Among many other things, patients could get more extensive blood testing to detect prostate cancer and other illnesses. Minor blood tests would take just minutes through a point-of-care diagnostic system. Clients could access their health information through a mobile app.
Other KalMed features are a touch-screen control panel for streaming access to a remote medical professional. Equipment on site would include a dermascope, stethoscope, otoscope, pulse oximeter, blood pressure cuff, blood fat percentage prongs and thermometer.
Clients could swipe their credit and/or insurance cards at the electronic reader.

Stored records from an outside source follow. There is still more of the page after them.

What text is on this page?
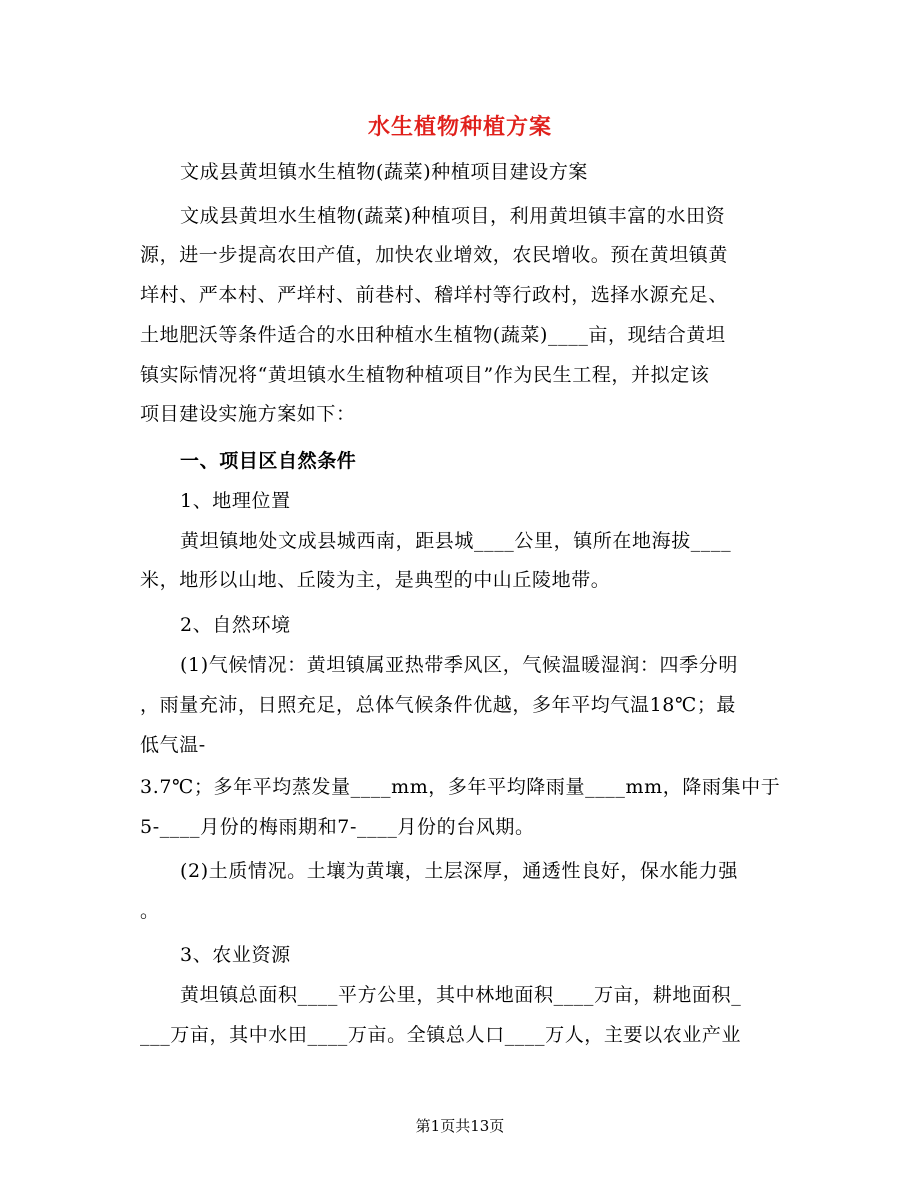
水生植物种植方案
文成县黄坦镇水生植物(蔬菜)种植项目建设方案
文成县黄坦水生植物(蔬菜)种植项目，利用黄坦镇丰富的水田资
源，进一步提高农田产值，加快农业增效，农民增收。预在黄坦镇黄
垟村、严本村、严垟村、前巷村、稽垟村等行政村，选择水源充足、
土地肥沃等条件适合的水田种植水生植物(蔬菜)____亩，现结合黄坦
镇实际情况将“黄坦镇水生植物种植项目”作为民生工程，并拟定该
项目建设实施方案如下：
一、项目区自然条件
1、地理位置
黄坦镇地处文成县城西南，距县城____公里，镇所在地海拔____
米，地形以山地、丘陵为主，是典型的中山丘陵地带。
2、自然环境
(1)气候情况：黄坦镇属亚热带季风区，气候温暖湿润：四季分明
，雨量充沛，日照充足，总体气候条件优越，多年平均气温18℃；最
低气温-
3.7℃；多年平均蒸发量____mm，多年平均降雨量____mm，降雨集中于
5-____月份的梅雨期和7-____月份的台风期。
(2)土质情况。土壤为黄壤，土层深厚，通透性良好，保水能力强
。
3、农业资源
黄坦镇总面积____平方公里，其中林地面积____万亩，耕地面积_
___万亩，其中水田____万亩。全镇总人口____万人，主要以农业产业
第1页共13页
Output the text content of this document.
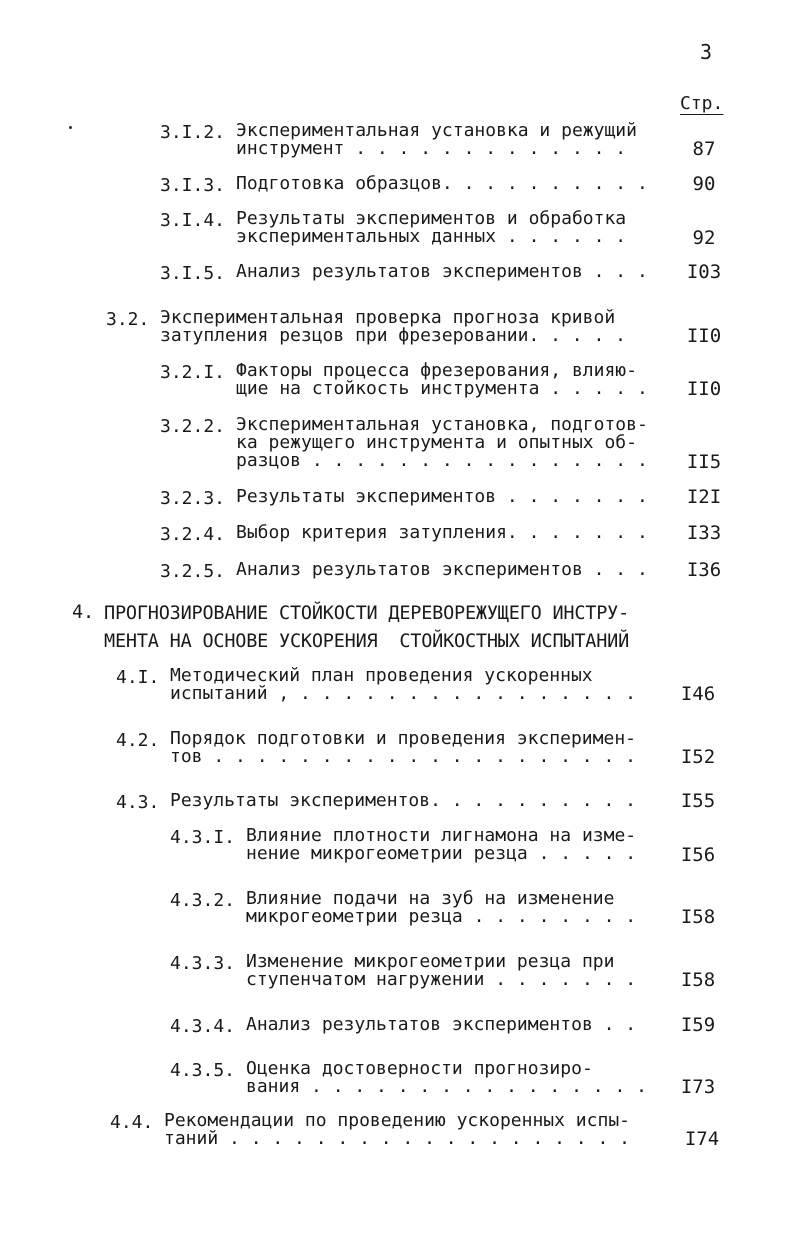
3
Стр.
3.I.2. Экспериментальная установка и режущий
инструмент . . . . . . . . . . . . .	87
3.I.3. Подготовка образцов. . . . . . . . . .	90
3.I.4. Результаты экспериментов и обработка
экспериментальных данных . . . . . .	92
3.I.5. Анализ результатов экспериментов . . .	I03
3.2. Экспериментальная проверка прогноза кривой
затупления резцов при фрезеровании. . . . .	II0
3.2.I. Факторы процесса фрезерования, влияю-
щие на стойкость инструмента . . . . .	II0
3.2.2. Экспериментальная установка, подготов-
ка режущего инструмента и опытных об-
разцов . . . . . . . . . . . . . . . .	II5
3.2.3. Результаты экспериментов . . . . . . .	I2I
3.2.4. Выбор критерия затупления. . . . . . .	I33
3.2.5. Анализ результатов экспериментов . . .	I36
4. ПРОГНОЗИРОВАНИЕ СТОЙКОСТИ ДЕРЕВОРЕЖУЩЕГО ИНСТРУ-
МЕНТА НА ОСНОВЕ УСКОРЕНИЯ  СТОЙКОСТНЫХ ИСПЫТАНИЙ
4.I. Методический план проведения ускоренных
испытаний , . . . . . . . . . . . . . . . .	I46
4.2. Порядок подготовки и проведения эксперимен-
тов . . . . . . . . . . . . . . . . . . . .	I52
4.3. Результаты экспериментов. . . . . . . . . .	I55
4.3.I. Влияние плотности лигнамона на изме-
нение микрогеометрии резца . . . . .	I56
4.3.2. Влияние подачи на зуб на изменение
микрогеометрии резца . . . . . . . .	I58
4.3.3. Изменение микрогеометрии резца при
ступенчатом нагружении . . . . . . .	I58
4.3.4. Анализ результатов экспериментов . .	I59
4.3.5. Оценка достоверности прогнозиро-
вания . . . . . . . . . . . . . . . .	I73
4.4. Рекомендации по проведению ускоренных испы-
таний . . . . . . . . . . . . . . . . . . .	I74
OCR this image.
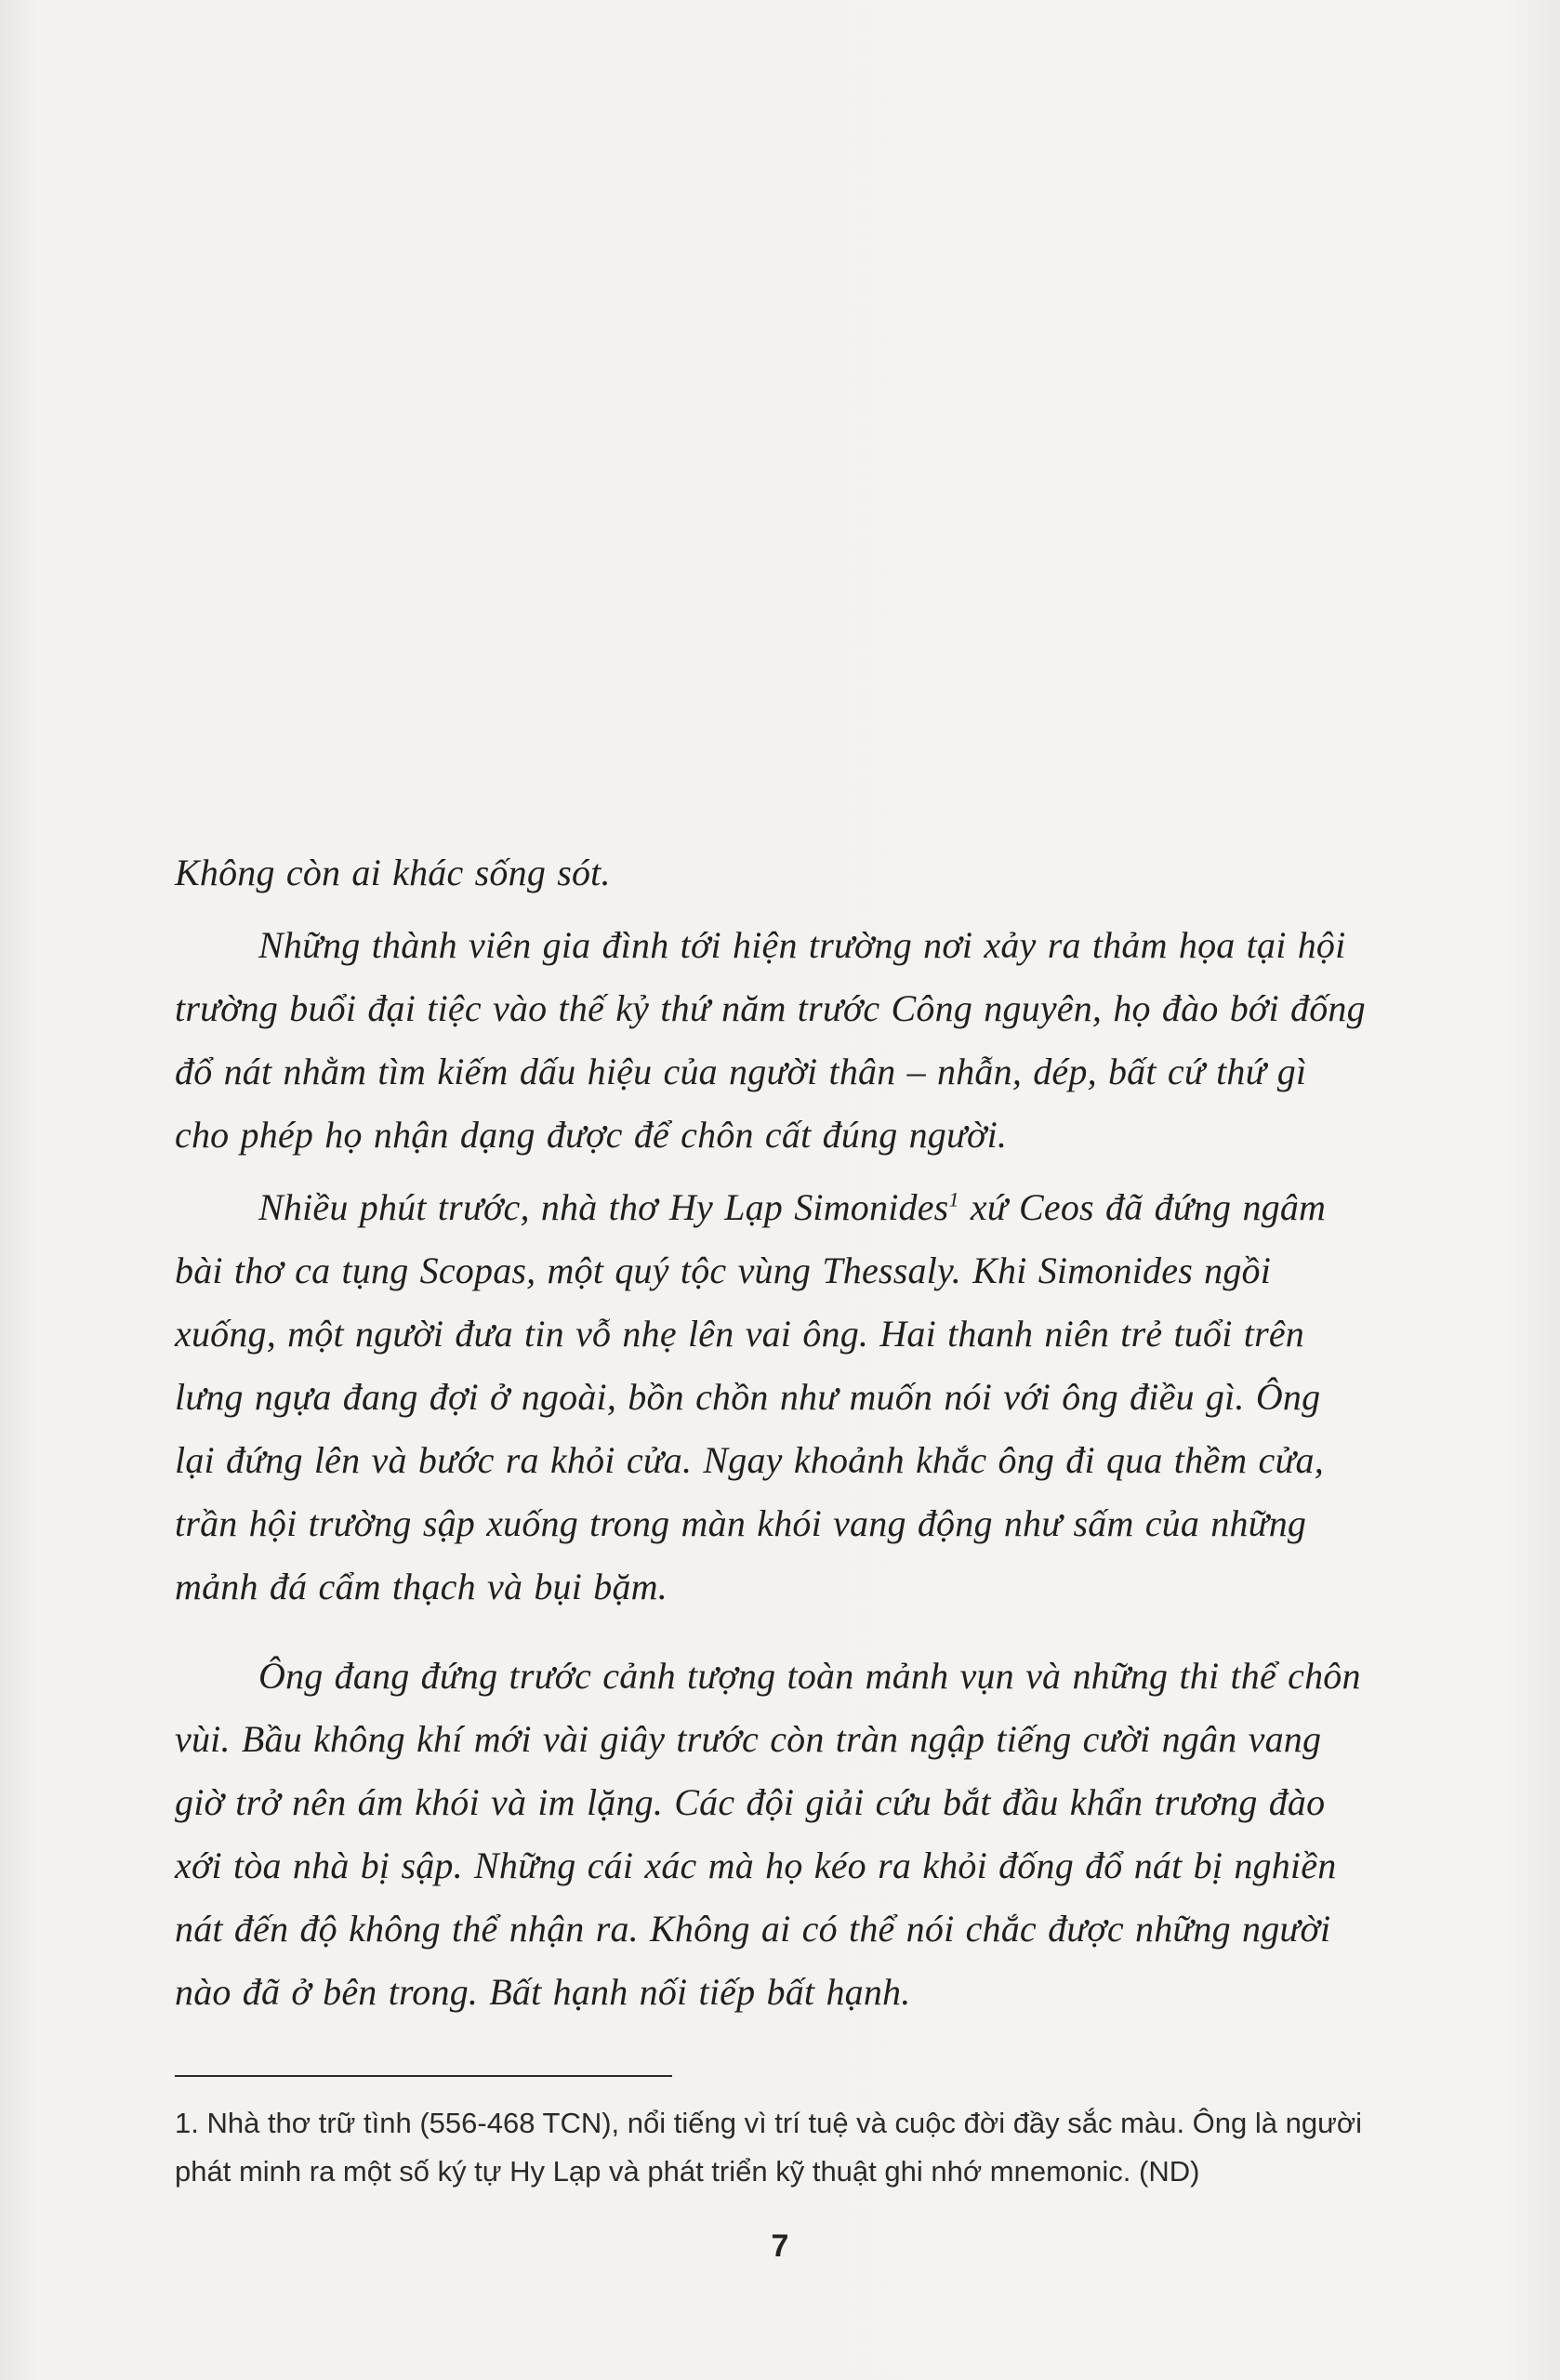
Không còn ai khác sống sót.

Những thành viên gia đình tới hiện trường nơi xảy ra thảm họa tại hội trường buổi đại tiệc vào thế kỷ thứ năm trước Công nguyên, họ đào bới đống đổ nát nhằm tìm kiếm dấu hiệu của người thân – nhẫn, dép, bất cứ thứ gì cho phép họ nhận dạng được để chôn cất đúng người.

Nhiều phút trước, nhà thơ Hy Lạp Simonides$^1$ xứ Ceos đã đứng ngâm bài thơ ca tụng Scopas, một quý tộc vùng Thessaly. Khi Simonides ngồi xuống, một người đưa tin vỗ nhẹ lên vai ông. Hai thanh niên trẻ tuổi trên lưng ngựa đang đợi ở ngoài, bồn chồn như muốn nói với ông điều gì. Ông lại đứng lên và bước ra khỏi cửa. Ngay khoảnh khắc ông đi qua thềm cửa, trần hội trường sập xuống trong màn khói vang động như sấm của những mảnh đá cẩm thạch và bụi bặm.

Ông đang đứng trước cảnh tượng toàn mảnh vụn và những thi thể chôn vùi. Bầu không khí mới vài giây trước còn tràn ngập tiếng cười ngân vang giờ trở nên ám khói và im lặng. Các đội giải cứu bắt đầu khẩn trương đào xới tòa nhà bị sập. Những cái xác mà họ kéo ra khỏi đống đổ nát bị nghiền nát đến độ không thể nhận ra. Không ai có thể nói chắc được những người nào đã ở bên trong. Bất hạnh nối tiếp bất hạnh.

1. Nhà thơ trữ tình (556-468 TCN), nổi tiếng vì trí tuệ và cuộc đời đầy sắc màu. Ông là người phát minh ra một số ký tự Hy Lạp và phát triển kỹ thuật ghi nhớ mnemonic. (ND)

7
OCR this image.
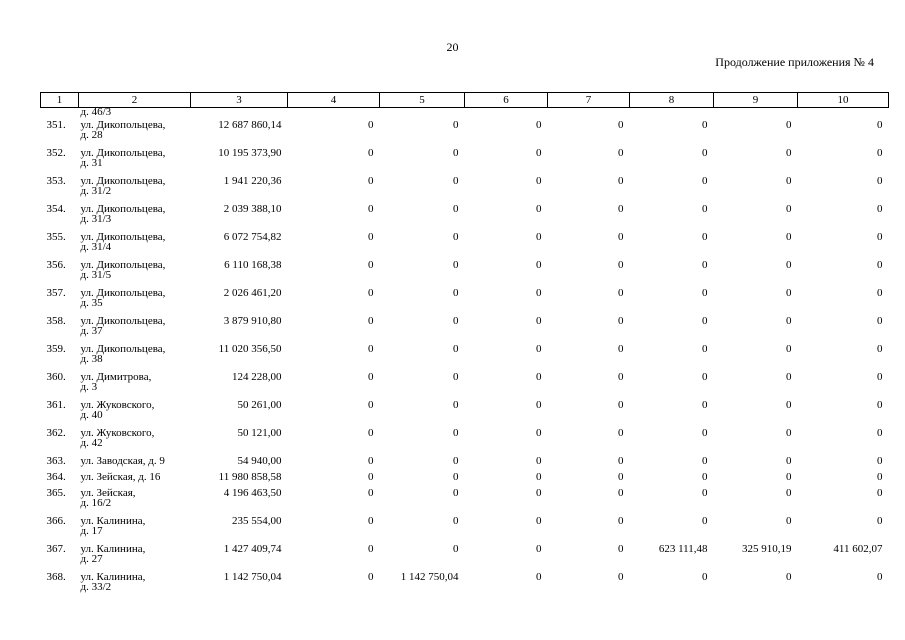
20
Продолжение приложения № 4
1	2	3	4	5	6	7	8	9	10
	д. 46/3								
351.	ул. Дикопольцева,
д. 28	12 687 860,14	0	0	0	0	0	0	0
352.	ул. Дикопольцева,
д. 31	10 195 373,90	0	0	0	0	0	0	0
353.	ул. Дикопольцева,
д. 31/2	1 941 220,36	0	0	0	0	0	0	0
354.	ул. Дикопольцева,
д. 31/3	2 039 388,10	0	0	0	0	0	0	0
355.	ул. Дикопольцева,
д. 31/4	6 072 754,82	0	0	0	0	0	0	0
356.	ул. Дикопольцева,
д. 31/5	6 110 168,38	0	0	0	0	0	0	0
357.	ул. Дикопольцева,
д. 35	2 026 461,20	0	0	0	0	0	0	0
358.	ул. Дикопольцева,
д. 37	3 879 910,80	0	0	0	0	0	0	0
359.	ул. Дикопольцева,
д. 38	11 020 356,50	0	0	0	0	0	0	0
360.	ул. Димитрова,
д. 3	124 228,00	0	0	0	0	0	0	0
361.	ул. Жуковского,
д. 40	50 261,00	0	0	0	0	0	0	0
362.	ул. Жуковского,
д. 42	50 121,00	0	0	0	0	0	0	0
363.	ул. Заводская, д. 9	54 940,00	0	0	0	0	0	0	0
364.	ул. Зейская, д. 16	11 980 858,58	0	0	0	0	0	0	0
365.	ул. Зейская,
д. 16/2	4 196 463,50	0	0	0	0	0	0	0
366.	ул. Калинина,
д. 17	235 554,00	0	0	0	0	0	0	0
367.	ул. Калинина,
д. 27	1 427 409,74	0	0	0	0	623 111,48	325 910,19	411 602,07
368.	ул. Калинина,
д. 33/2	1 142 750,04	0	1 142 750,04	0	0	0	0	0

Anyone donating blood on site would have access to a refreshment “sector” stocked with juice, water, trail mix and granola bars. Blood donors would earn gift cards or be able to give to charities.
On-site RNs would staff the kiosks, which the two entrepreneurs envision being placed in groceries, pharmacies and big-box stores.
Kalinda and Akintunde also are investigating cost-control measures that would make KalMed more viable than efforts produced by some other companies.
As if all of that wasn’t enough, the partners see the kiosk as just one part of a Kalinda Healthcare conglomerate, which would also get into pharmaceutical manufacturing.
“It could become the biggest healthcare company in America,” Kalinda said.
The two plan to devote themselves to the project full-time over the summer, then kick development up several notches after Akintunde enrolls at Georgia Tech.
“I’m going to be in the heart of Atlanta at one of the best tech universities in the world,” he said. “I feel I can make some connections that will help us.”
The comparisons to Zuckerberg flatter them, but Kalinda and Akintunde aren’t about to drop out of college to work on their project, as Facebook’s CEO did.
“We already gave ourselves a step up by coming to the Georgia Academy,” Akintunde said. “Really, it’s more like five steps up. We want to get going with our medical careers as fast as we can.”